Auteur : Julien Bley, chercheur chez Innofibre
L’engouement pour les matériaux renouvelables entraine le développement de nouveaux biopolymères, mais aussi le retour des dérivés de cellulose. Mais ces matériaux ne datent pas d’hier, ces derniers sont apparus avant les plastiques d’origine fossiles actuellement utilisés. Avec les enjeux environnementaux auxquels l’industrie pétrochimique fait face, les biopolymères retiennent de plus en plus l’attention comme solution pour substituer les produits d’origine fossile. L’ajout de groupements fonctionnels à la cellulose permet d’apporter de nouvelles propriétés à la fibre. Ces matériaux renouvelables et prometteurs confèrent des propriétés inusitées à la fibre de cellulose qui peut ainsi devenir ignifuge, hydrophobe, antibactérienne, etc. L’utilisation de la cellulose, le biopolymère le plus abondant sur terre, permet à ces matériaux d’être biosourcés et d’obtenir de bonnes propriétés de biodégradation.
Redécouvrir tout le potentiel de la fibre cellulosique
En 1856, le celluloïd ou nitrate de cellulose fut la première matière plastique synthétique, utilisée dès le début du 20e siècle, entre autres, pour les balles de tennis de table. D’ailleurs, ce type de balle est encore préféré pour ses propriétés avantageuses. Outre le son distinctif produit lorsque la balle de celluloïd touche la table, la surface plus souple de ce matériau permet au joueur de créer plus d’effet qu’avec une balle de plastique. Bien sûr, la balle de tennis de table n’est qu’un exemple des possibilités qu’offre une fonctionnalisation chimique de la cellulose. De nombreuses applications pourraient permettre de substituer des matières issues des ressources fossiles de nos biens de consommation.
Innofibre travaille à développer de nouveaux dérivés de cellulose tels que la fibre phosphorylée. Cette fibre est obtenue en greffant des groupes fonctionnels phosphates à la surface de la cellulose. Elle dispose ainsi de propriétés multiples pour des applications innovantes, démontrées par l’équipe d’Innofibre, à travers ses projets, par exemples : remplacement des produits ignifuges, désinfectants, agents mouillants horticoles, cathodes pour les batteries Li-ion, résines échangeuses d’ions, captation des métaux lourds, etc.
Le développement de procédés de production plus écologiques est un enjeu majeur de la recherche actuelle sur les dérivés et fonctionnalisation de la cellulose. Pour cela, Innofibre travaille à modifier les procédés existants en utilisant des solvants plus verts, en éliminant l’utilisation de produits nocifs pour l’environnement et en valorisant les sous-produits de réaction. Ces nouveaux procédés diminuent ainsi l’empreinte environnementale de ces biomatériaux autrefois décriés.

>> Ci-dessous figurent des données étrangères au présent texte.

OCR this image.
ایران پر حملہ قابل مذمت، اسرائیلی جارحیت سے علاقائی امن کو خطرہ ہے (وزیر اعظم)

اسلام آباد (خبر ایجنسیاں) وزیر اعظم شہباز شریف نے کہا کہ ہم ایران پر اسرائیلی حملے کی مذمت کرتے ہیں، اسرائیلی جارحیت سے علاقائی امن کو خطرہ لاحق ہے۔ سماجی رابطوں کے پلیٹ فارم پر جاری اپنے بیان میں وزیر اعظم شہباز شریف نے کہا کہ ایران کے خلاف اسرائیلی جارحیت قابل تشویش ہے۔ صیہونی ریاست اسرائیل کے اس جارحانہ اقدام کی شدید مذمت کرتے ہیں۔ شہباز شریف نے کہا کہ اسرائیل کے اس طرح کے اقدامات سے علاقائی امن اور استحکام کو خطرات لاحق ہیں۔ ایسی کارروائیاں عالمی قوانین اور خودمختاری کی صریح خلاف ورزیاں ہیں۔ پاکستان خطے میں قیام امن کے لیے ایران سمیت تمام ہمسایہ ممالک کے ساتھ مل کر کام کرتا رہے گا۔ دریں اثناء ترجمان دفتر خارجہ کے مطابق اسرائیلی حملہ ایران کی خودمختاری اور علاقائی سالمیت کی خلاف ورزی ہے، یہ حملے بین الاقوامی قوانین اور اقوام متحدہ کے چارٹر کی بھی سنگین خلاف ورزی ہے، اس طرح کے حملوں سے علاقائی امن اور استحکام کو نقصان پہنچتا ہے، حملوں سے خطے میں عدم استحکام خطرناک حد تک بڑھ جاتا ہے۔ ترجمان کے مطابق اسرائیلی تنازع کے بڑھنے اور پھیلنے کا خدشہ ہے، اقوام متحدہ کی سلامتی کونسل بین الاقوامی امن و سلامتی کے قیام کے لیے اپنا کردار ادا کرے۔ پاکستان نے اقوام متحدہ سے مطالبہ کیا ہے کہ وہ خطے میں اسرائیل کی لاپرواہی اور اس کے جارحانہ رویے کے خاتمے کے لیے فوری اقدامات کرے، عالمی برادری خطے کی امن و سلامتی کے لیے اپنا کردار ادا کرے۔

Des ateliers pilotes adaptés pour ces nouveaux dérivés de cellulose
Innofibre s’est équipé d’un local de type anti-déflagration pour mener à bien les projets de modification chimique de la cellulose. Ce local financé par la Fondation canadienne pour l’innovation (FCI) se compose d’une ventilation dédiée, de plusieurs détecteurs de gaz, reliés à un système d’alarme et d’un système de purification des émissions gazeuses. Ceci permettra à l’équipe de recherche d’Innofibre de mener à bien le développement et la mise à l’échelle de modifications chimiques de la cellulose dans un environnement sécuritaire. Le local dispose d’un réacteur pressurisé de 200 L spécialement conçu pour le traitement de la pâte de cellulose et de biomasse, d’un homogénéisateur de 250 L pour la production d’émulsion, d’un four de 1000 L pour le séchage et le traitement de la fibre. Le local permettra la production de 5 kg/h de fibres phosphorylées et de nanocelluloses phosphorylées.